The most basic items of equipment for a game of rugby union are the ball itself, a rugby shirt (also known as a "jersey"), rugby shorts, socks and boots. The rugby ball is oval in shape, (technically a prolate spheroid), and is made up of four panels. The ball was historically made of leather, but in the modern era most games use a ball made from a synthetic material. The IRB lays out specific dimensions for the ball, 280-300mm in length, 740-770mm in circumference of length and 580-620mm in circumference of width. Rugby boots have soles with studs to allow grip on the turf of the pitch. The studs may be either metal or plastic but must not have any sharp edges or ridges.

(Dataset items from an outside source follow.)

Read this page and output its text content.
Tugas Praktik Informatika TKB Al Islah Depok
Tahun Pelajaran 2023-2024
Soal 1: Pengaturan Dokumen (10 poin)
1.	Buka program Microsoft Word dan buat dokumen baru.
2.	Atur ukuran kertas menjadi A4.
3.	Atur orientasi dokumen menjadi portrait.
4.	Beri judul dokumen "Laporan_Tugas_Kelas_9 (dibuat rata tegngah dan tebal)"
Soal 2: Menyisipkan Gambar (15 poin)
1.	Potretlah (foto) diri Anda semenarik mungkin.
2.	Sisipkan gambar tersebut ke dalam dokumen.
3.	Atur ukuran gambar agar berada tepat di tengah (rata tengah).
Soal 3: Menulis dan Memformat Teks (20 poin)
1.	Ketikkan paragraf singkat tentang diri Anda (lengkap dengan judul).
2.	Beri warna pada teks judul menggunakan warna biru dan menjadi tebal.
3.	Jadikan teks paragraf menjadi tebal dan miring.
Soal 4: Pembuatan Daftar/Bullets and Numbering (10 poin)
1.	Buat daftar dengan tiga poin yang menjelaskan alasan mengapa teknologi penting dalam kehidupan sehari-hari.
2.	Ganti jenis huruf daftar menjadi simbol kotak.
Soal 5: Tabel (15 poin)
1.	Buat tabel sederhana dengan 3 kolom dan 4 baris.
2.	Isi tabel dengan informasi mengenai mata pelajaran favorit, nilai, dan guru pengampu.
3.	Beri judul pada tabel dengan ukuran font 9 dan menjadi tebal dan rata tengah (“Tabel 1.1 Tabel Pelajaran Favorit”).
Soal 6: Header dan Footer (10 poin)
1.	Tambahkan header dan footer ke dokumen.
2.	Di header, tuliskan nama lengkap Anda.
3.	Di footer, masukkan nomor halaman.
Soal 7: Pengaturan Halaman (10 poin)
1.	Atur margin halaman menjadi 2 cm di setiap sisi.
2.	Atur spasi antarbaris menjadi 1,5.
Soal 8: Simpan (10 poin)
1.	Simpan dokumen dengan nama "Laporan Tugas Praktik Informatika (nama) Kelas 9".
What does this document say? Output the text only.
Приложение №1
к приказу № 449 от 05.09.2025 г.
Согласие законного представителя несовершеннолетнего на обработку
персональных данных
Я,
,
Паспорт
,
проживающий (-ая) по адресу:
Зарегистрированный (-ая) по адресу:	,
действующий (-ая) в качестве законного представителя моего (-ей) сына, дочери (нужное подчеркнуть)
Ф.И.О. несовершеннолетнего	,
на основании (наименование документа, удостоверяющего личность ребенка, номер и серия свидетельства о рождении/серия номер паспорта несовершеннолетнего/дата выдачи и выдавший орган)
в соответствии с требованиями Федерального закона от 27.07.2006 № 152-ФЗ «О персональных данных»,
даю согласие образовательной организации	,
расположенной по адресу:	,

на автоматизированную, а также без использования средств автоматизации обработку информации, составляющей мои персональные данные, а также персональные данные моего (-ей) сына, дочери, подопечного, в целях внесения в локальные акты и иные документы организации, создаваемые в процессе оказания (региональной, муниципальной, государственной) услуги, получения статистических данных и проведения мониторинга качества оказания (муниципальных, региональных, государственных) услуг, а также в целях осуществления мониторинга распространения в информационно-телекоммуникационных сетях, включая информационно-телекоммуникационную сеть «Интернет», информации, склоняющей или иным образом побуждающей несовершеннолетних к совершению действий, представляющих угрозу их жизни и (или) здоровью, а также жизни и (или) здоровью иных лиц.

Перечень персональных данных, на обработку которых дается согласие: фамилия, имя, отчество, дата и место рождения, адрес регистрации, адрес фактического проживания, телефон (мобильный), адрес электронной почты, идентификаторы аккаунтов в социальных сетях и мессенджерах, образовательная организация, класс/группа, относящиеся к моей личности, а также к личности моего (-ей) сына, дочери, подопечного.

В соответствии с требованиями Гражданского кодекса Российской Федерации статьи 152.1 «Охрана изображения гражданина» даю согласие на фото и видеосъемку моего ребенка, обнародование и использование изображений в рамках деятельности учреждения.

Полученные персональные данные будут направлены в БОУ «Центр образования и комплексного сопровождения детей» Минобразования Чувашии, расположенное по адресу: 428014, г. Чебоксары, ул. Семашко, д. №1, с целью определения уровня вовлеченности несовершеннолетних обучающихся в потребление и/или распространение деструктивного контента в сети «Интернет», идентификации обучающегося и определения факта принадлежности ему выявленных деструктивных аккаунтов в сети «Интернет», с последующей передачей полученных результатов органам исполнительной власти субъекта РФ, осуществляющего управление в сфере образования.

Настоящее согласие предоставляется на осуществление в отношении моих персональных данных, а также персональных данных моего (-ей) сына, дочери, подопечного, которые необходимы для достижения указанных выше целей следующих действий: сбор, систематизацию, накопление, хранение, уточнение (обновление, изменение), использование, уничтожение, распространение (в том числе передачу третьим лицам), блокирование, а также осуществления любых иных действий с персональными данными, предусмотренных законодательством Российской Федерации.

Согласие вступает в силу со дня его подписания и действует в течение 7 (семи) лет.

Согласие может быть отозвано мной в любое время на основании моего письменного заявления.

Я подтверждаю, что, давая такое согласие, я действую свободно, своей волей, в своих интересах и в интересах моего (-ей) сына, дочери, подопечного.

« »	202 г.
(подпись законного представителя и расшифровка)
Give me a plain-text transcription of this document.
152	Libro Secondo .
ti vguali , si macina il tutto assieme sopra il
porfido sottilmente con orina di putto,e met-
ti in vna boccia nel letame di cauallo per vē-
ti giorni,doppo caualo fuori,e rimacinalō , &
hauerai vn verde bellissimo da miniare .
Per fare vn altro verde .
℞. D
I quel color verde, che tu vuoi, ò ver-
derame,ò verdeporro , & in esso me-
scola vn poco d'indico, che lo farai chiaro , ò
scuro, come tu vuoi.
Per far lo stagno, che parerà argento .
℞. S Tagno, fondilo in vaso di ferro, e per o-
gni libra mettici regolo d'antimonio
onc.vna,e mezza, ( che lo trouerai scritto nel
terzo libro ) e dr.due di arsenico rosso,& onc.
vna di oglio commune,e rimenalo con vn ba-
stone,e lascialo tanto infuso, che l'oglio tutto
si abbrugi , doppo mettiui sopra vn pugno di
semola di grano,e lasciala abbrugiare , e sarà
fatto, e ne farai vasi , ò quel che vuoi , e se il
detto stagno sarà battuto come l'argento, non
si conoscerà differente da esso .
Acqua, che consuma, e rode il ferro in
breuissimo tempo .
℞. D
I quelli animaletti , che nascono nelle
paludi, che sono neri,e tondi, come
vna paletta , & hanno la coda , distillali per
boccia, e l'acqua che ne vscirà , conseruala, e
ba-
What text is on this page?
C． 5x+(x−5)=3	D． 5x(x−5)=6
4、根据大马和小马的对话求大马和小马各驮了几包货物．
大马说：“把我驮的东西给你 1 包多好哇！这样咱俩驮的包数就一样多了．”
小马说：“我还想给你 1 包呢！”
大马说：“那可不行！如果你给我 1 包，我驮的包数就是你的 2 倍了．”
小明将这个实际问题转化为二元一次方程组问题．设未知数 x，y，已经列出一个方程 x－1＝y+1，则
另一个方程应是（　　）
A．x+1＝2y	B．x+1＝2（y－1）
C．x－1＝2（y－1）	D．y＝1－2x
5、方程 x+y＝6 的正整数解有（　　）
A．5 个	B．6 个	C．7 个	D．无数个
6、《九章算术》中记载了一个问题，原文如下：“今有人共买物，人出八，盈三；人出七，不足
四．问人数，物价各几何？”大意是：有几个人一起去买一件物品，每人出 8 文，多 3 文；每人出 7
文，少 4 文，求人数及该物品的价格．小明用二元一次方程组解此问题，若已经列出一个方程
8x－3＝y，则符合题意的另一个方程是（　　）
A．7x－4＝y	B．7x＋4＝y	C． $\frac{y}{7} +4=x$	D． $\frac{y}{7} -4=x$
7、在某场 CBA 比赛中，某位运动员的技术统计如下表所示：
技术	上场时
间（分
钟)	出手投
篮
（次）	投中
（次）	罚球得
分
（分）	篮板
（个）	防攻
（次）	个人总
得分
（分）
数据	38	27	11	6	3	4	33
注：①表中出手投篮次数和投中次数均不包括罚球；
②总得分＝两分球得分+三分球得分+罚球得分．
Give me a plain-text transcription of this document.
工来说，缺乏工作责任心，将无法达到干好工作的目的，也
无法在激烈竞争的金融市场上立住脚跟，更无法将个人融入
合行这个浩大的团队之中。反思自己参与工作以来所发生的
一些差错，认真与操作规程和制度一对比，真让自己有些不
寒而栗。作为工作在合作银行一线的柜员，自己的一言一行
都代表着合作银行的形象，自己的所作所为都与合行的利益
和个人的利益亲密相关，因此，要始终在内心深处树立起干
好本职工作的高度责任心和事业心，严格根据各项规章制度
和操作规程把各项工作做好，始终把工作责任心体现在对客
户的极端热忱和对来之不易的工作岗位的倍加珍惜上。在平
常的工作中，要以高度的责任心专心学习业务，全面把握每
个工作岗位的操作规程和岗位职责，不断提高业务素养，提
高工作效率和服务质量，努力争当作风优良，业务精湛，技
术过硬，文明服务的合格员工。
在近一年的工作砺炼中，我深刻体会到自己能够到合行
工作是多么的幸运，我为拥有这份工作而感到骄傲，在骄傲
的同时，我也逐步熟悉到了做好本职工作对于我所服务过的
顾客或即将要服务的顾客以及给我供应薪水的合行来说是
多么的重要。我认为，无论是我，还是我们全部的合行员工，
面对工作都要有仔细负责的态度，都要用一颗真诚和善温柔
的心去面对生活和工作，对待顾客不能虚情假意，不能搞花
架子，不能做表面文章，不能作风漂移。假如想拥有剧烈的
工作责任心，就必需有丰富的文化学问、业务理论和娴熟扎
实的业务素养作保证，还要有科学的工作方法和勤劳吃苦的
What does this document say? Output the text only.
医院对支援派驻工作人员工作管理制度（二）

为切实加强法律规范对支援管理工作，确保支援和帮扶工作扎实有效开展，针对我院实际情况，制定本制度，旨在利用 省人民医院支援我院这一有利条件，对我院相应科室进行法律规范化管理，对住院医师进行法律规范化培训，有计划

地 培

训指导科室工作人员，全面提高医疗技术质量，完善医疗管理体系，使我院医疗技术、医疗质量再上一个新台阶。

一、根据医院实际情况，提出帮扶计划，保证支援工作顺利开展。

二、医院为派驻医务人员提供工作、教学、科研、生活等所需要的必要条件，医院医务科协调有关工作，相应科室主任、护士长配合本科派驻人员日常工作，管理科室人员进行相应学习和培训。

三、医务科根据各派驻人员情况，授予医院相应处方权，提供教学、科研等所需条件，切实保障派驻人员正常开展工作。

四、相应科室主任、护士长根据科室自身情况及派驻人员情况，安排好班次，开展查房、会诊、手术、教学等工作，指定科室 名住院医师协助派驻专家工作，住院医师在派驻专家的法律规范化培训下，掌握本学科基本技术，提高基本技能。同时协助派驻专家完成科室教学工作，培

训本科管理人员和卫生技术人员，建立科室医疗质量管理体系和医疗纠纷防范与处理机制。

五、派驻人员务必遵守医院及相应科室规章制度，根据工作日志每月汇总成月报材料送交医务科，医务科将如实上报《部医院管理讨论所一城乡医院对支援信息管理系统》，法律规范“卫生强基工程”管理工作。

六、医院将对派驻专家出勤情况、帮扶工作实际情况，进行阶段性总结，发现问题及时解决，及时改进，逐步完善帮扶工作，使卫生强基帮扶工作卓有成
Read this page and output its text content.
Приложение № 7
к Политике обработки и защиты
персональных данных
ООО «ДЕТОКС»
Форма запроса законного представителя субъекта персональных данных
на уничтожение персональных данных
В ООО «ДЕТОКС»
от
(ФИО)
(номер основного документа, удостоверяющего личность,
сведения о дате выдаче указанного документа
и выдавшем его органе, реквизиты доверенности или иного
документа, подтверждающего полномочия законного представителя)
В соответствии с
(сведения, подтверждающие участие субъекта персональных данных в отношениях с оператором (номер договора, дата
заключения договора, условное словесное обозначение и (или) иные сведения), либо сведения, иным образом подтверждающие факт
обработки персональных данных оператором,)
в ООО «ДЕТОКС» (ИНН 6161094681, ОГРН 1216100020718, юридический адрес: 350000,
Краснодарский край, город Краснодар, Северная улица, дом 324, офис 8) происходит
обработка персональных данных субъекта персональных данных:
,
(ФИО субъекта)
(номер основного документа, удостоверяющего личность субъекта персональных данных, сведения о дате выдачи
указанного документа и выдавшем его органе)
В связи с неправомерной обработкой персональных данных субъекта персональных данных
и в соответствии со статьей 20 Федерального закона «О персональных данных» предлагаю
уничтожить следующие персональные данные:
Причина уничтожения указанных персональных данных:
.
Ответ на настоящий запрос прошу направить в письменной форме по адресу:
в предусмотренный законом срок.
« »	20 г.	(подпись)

Protective equipment is optional and strictly regulated. The most common items are mouthguards, which are worn by almost all players, and are compulsory in some rugby-playing nations. Other protective items that are permitted include a head gear; thin (not more than 10 mm thick), non-rigid shoulder pads, and shin guards; which are worn underneath socks. Bandages or tape can be worn to support or protect injuries; some players wear tape around the head to protect the ears in scrums and rucks. Female players may also wear chest pads. Although not worn for protection, some types of fingerless mitts are allowed to aid grip.
It is the responsibility of the match officials to check players' clothing and equipment before a game to ensure that it conforms to the laws of the game.